To complete this discussion assignment, you must perform a composition transformation on a shape of your choice.  Remember, a “composition” is simply a combination of two or more transformations (i.e. translation, reflection, rotation, or dilation).  Here are the steps you must complete to earn full credit:

Select a shape, then describe the initial coordinates of your shape.  For instance, I am choosing a square with coordinates A(-4,4), B(-2,4), C(-4,2), and D(-2,2).  Scroll down to page 2 to see what this looks like.
Choose a composition transformation and then describe it in writing (example: “I will be doing a composition transformation with two steps: a translation to the right by eight units, followed by a reflection across the x-axis”).
Provide the algebraic instructions for your composition transformation.  For example, the composition described above would be (x,y)(x+8,y) for the translation, and (x,y)(x,-y) for the reflection.  I recommend graphing your transformations (either on paper, or using an online tool such as Geogebra).  
Remember to reply to at least two posts of your classmates.
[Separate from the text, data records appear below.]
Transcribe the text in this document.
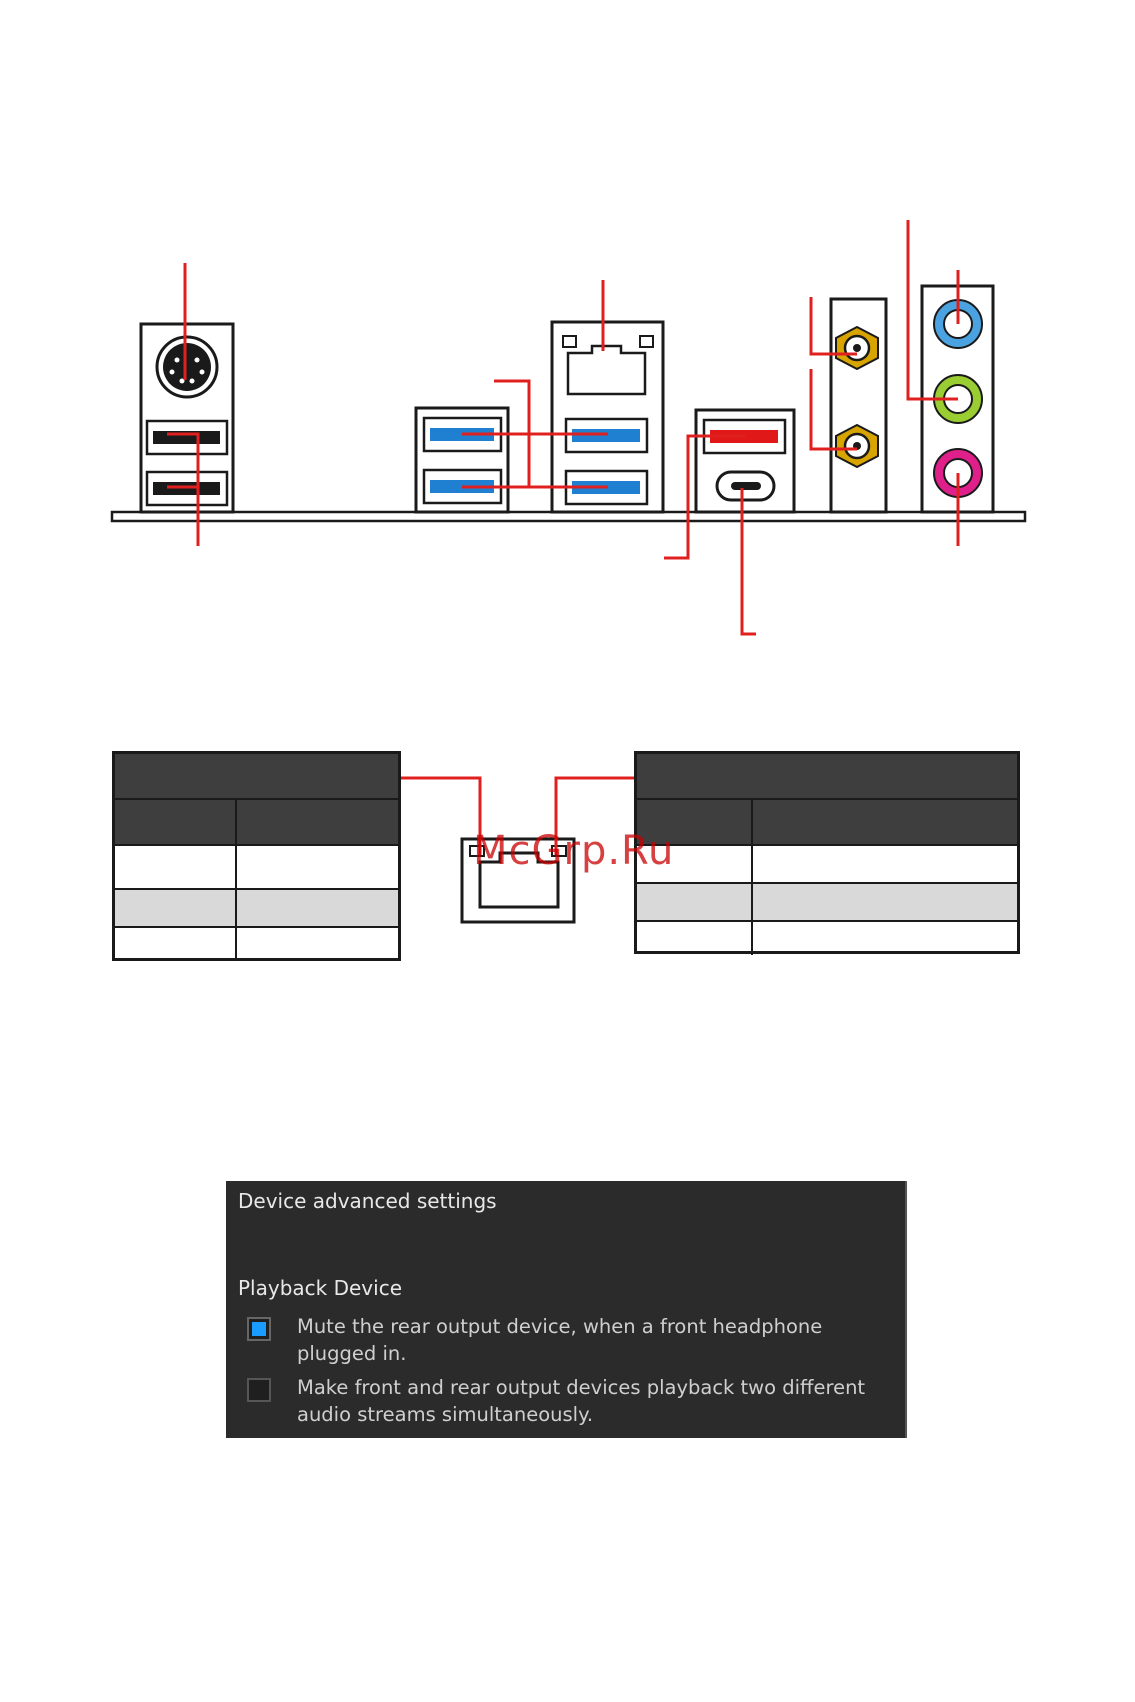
McGrp.Ru
Device advanced settings
Playback Device
Mute the rear output device, when a front headphone plugged in.
Make front and rear output devices playback two different audio streams simultaneously.
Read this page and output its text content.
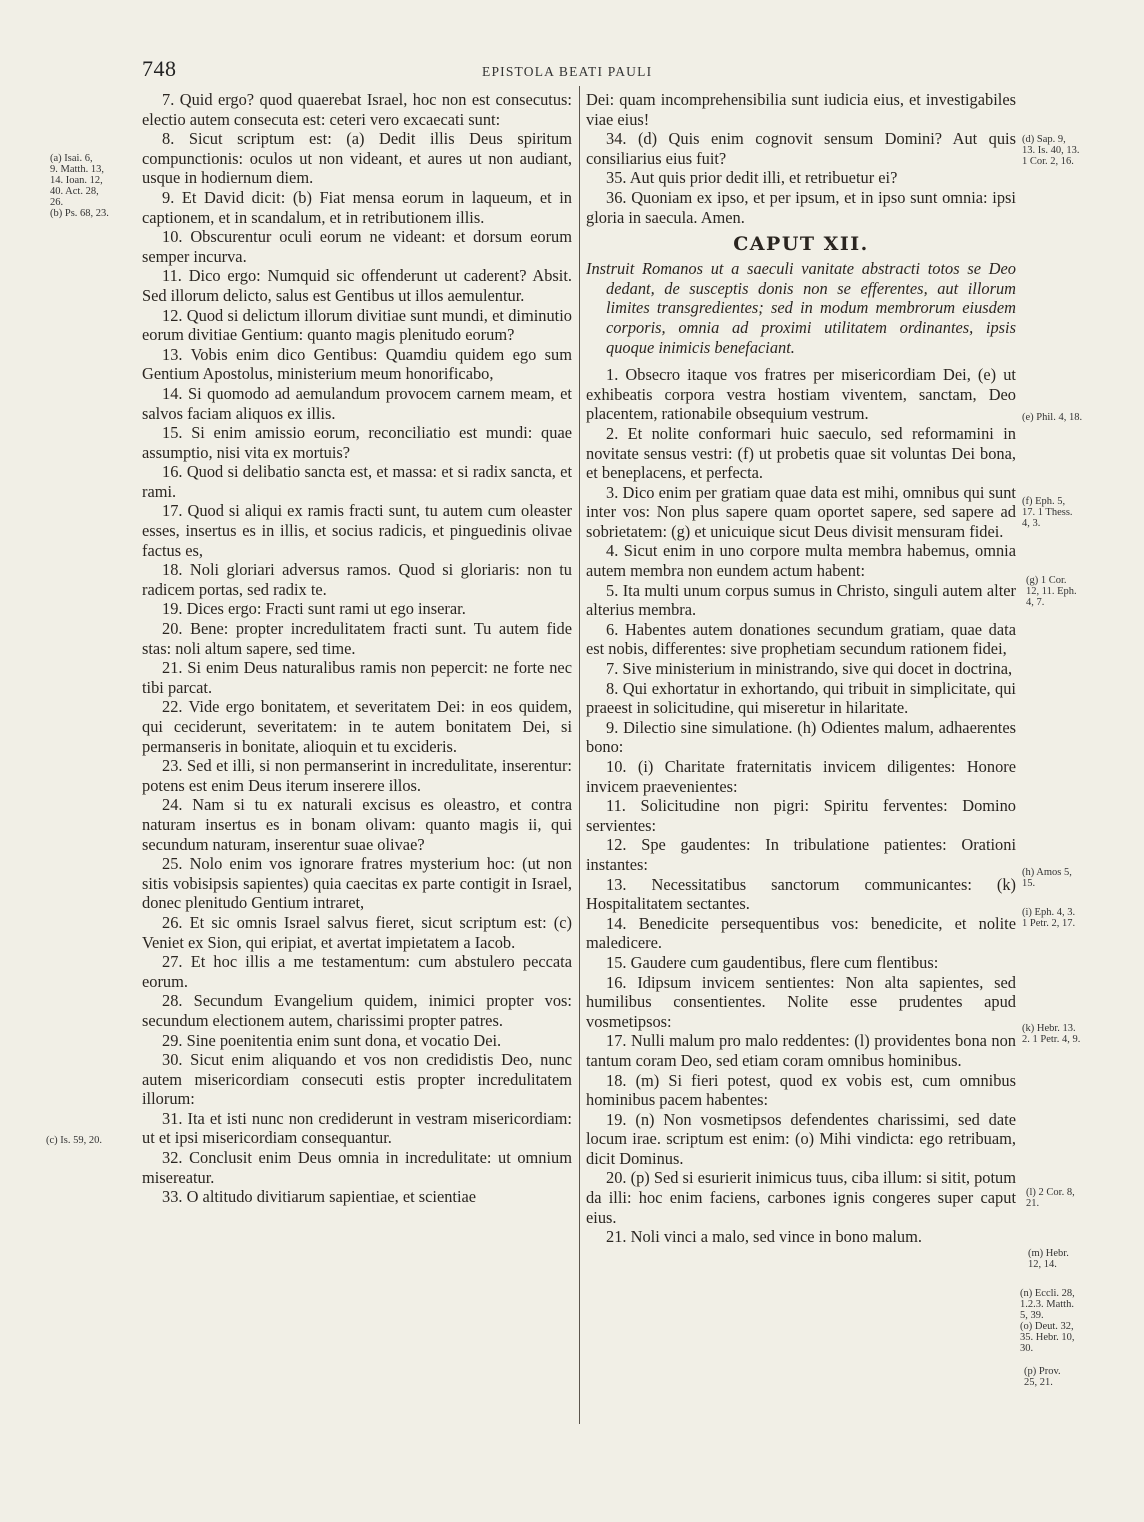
748	EPISTOLA BEATI PAULI
(a) Isai. 6,
9. Matth. 13,
14. Ioan. 12,
40. Act. 28,
26.
(b) Ps. 68, 23.
(c) Is. 59, 20.
(d) Sap. 9,
13. Is. 40, 13.
1 Cor. 2, 16.
(e) Phil. 4, 18.
(f) Eph. 5,
17. 1 Thess.
4, 3.
(g) 1 Cor.
12, 11. Eph.
4, 7.
(h) Amos 5,
15.
(i) Eph. 4, 3.
1 Petr. 2, 17.
(k) Hebr. 13.
2. 1 Petr. 4, 9.
(l) 2 Cor. 8,
21.
(m) Hebr.
12, 14.
(n) Eccli. 28,
1.2.3. Matth.
5, 39.
(o) Deut. 32,
35. Hebr. 10,
30.
(p) Prov.
25, 21.

7. Quid ergo? quod quaerebat Israel, hoc non est consecutus: electio autem consecuta est: ceteri vero excaecati sunt:

8. Sicut scriptum est: (a) Dedit illis Deus spiritum compunctionis: oculos ut non videant, et aures ut non audiant, usque in hodiernum diem.

9. Et David dicit: (b) Fiat mensa eorum in laqueum, et in captionem, et in scandalum, et in retributionem illis.

10. Obscurentur oculi eorum ne videant: et dorsum eorum semper incurva.

11. Dico ergo: Numquid sic offenderunt ut caderent? Absit. Sed illorum delicto, salus est Gentibus ut illos aemulentur.

12. Quod si delictum illorum divitiae sunt mundi, et diminutio eorum divitiae Gentium: quanto magis plenitudo eorum?

13. Vobis enim dico Gentibus: Quamdiu quidem ego sum Gentium Apostolus, ministerium meum honorificabo,

14. Si quomodo ad aemulandum provocem carnem meam, et salvos faciam aliquos ex illis.

15. Si enim amissio eorum, reconciliatio est mundi: quae assumptio, nisi vita ex mortuis?

16. Quod si delibatio sancta est, et massa: et si radix sancta, et rami.

17. Quod si aliqui ex ramis fracti sunt, tu autem cum oleaster esses, insertus es in illis, et socius radicis, et pinguedinis olivae factus es,

18. Noli gloriari adversus ramos. Quod si gloriaris: non tu radicem portas, sed radix te.

19. Dices ergo: Fracti sunt rami ut ego inserar.

20. Bene: propter incredulitatem fracti sunt. Tu autem fide stas: noli altum sapere, sed time.

21. Si enim Deus naturalibus ramis non pepercit: ne forte nec tibi parcat.

22. Vide ergo bonitatem, et severitatem Dei: in eos quidem, qui ceciderunt, severitatem: in te autem bonitatem Dei, si permanseris in bonitate, alioquin et tu excideris.

23. Sed et illi, si non permanserint in incredulitate, inserentur: potens est enim Deus iterum inserere illos.

24. Nam si tu ex naturali excisus es oleastro, et contra naturam insertus es in bonam olivam: quanto magis ii, qui secundum naturam, inserentur suae olivae?

25. Nolo enim vos ignorare fratres mysterium hoc: (ut non sitis vobisipsis sapientes) quia caecitas ex parte contigit in Israel, donec plenitudo Gentium intraret,

26. Et sic omnis Israel salvus fieret, sicut scriptum est: (c) Veniet ex Sion, qui eripiat, et avertat impietatem a Iacob.

27. Et hoc illis a me testamentum: cum abstulero peccata eorum.

28. Secundum Evangelium quidem, inimici propter vos: secundum electionem autem, charissimi propter patres.

29. Sine poenitentia enim sunt dona, et vocatio Dei.

30. Sicut enim aliquando et vos non credidistis Deo, nunc autem misericordiam consecuti estis propter incredulitatem illorum:

31. Ita et isti nunc non crediderunt in vestram misericordiam: ut et ipsi misericordiam consequantur.

32. Conclusit enim Deus omnia in incredulitate: ut omnium misereatur.

33. O altitudo divitiarum sapientiae, et scientiae

Dei: quam incomprehensibilia sunt iudicia eius, et investigabiles viae eius!

34. (d) Quis enim cognovit sensum Domini? Aut quis consiliarius eius fuit?

35. Aut quis prior dedit illi, et retribuetur ei?

36. Quoniam ex ipso, et per ipsum, et in ipso sunt omnia: ipsi gloria in saecula. Amen.

CAPUT XII.

Instruit Romanos ut a saeculi vanitate abstracti totos se Deo dedant, de susceptis donis non se efferentes, aut illorum limites transgredientes; sed in modum membrorum eiusdem corporis, omnia ad proximi utilitatem ordinantes, ipsis quoque inimicis benefaciant.

1. Obsecro itaque vos fratres per misericordiam Dei, (e) ut exhibeatis corpora vestra hostiam viventem, sanctam, Deo placentem, rationabile obsequium vestrum.

2. Et nolite conformari huic saeculo, sed reformamini in novitate sensus vestri: (f) ut probetis quae sit voluntas Dei bona, et beneplacens, et perfecta.

3. Dico enim per gratiam quae data est mihi, omnibus qui sunt inter vos: Non plus sapere quam oportet sapere, sed sapere ad sobrietatem: (g) et unicuique sicut Deus divisit mensuram fidei.

4. Sicut enim in uno corpore multa membra habemus, omnia autem membra non eundem actum habent:

5. Ita multi unum corpus sumus in Christo, singuli autem alter alterius membra.

6. Habentes autem donationes secundum gratiam, quae data est nobis, differentes: sive prophetiam secundum rationem fidei,

7. Sive ministerium in ministrando, sive qui docet in doctrina,

8. Qui exhortatur in exhortando, qui tribuit in simplicitate, qui praeest in solicitudine, qui miseretur in hilaritate.

9. Dilectio sine simulatione. (h) Odientes malum, adhaerentes bono:

10. (i) Charitate fraternitatis invicem diligentes: Honore invicem praevenientes:

11. Solicitudine non pigri: Spiritu ferventes: Domino servientes:

12. Spe gaudentes: In tribulatione patientes: Orationi instantes:

13. Necessitatibus sanctorum communicantes: (k) Hospitalitatem sectantes.

14. Benedicite persequentibus vos: benedicite, et nolite maledicere.

15. Gaudere cum gaudentibus, flere cum flentibus:

16. Idipsum invicem sentientes: Non alta sapientes, sed humilibus consentientes. Nolite esse prudentes apud vosmetipsos:

17. Nulli malum pro malo reddentes: (l) providentes bona non tantum coram Deo, sed etiam coram omnibus hominibus.

18. (m) Si fieri potest, quod ex vobis est, cum omnibus hominibus pacem habentes:

19. (n) Non vosmetipsos defendentes charissimi, sed date locum irae. scriptum est enim: (o) Mihi vindicta: ego retribuam, dicit Dominus.

20. (p) Sed si esurierit inimicus tuus, ciba illum: si sitit, potum da illi: hoc enim faciens, carbones ignis congeres super caput eius.

21. Noli vinci a malo, sed vince in bono malum.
Comment on something that they did well in their transformations, or offer a suggestion about another type of transformation that they could use instead.  Please be positive and constructive.

GPT-4o mini · Answer

### Composition of Transformations - Discussion Assignment **Step 1: Select a Shape** I have chosen a triangle with the following coordinates: - A(1, 2) - B(4, 2) - C(2.5, 5) This triangle is located in the first quadrant of the coordinate plane. **Step 2: Describe the Composition Transformation** I will be performing a composition transformation with two steps: 1. A translation upwards by 3 units. 2. A reflection across the y-axis. **Step 3: Algebraic Instructions for the Composition Transformation** 1. **Translation upwards by 3 units:** The algebraic instruction for this transformation will be: $$(x, y) \to (x, y + 3)$$ 2. **Reflection across the y-axis:** The algebraic instruction for this transformation will be: $$(x, y) \to (-x, y)$$ **Putting It All Together:** We first apply the translation and then the reflection. So, starting from the original coordinates of the triangle: 1. **After Translation:** - A(1, 2) → A'(1, 2 + 3) = A'(1, 5) - B(4, 2) → B'(4, 2 + 3) = B'(4, 5) - C(2.5, 5) → C'(2.5, 5 + 3) = C'(2.5, 8) Coordinates after translation are: A'(1, 5), B'(4, 5), C'(2.5, 8). 2. **After Reflection:** - A'(1, 5) → A''(-1, 5) - B'(4, 5) → B''(-4, 5) - C'(2.5, 8) → C''(-2.5, 8) Final coordinates after reflection are: A''(-1, 5), B''(-4, 5), C''(-2.5, 8). ### Conclusion The composition of transformations has resulted in the triangle being translated upwards by 3 units and then reflected across the y-axis. The final coordinates of the triangle are A''(-1, 5), B''(-4, 5), and C''(-2.5, 8). I'll graph these transformations to visually see the changes. Looking forward to seeing everyone else's transformations!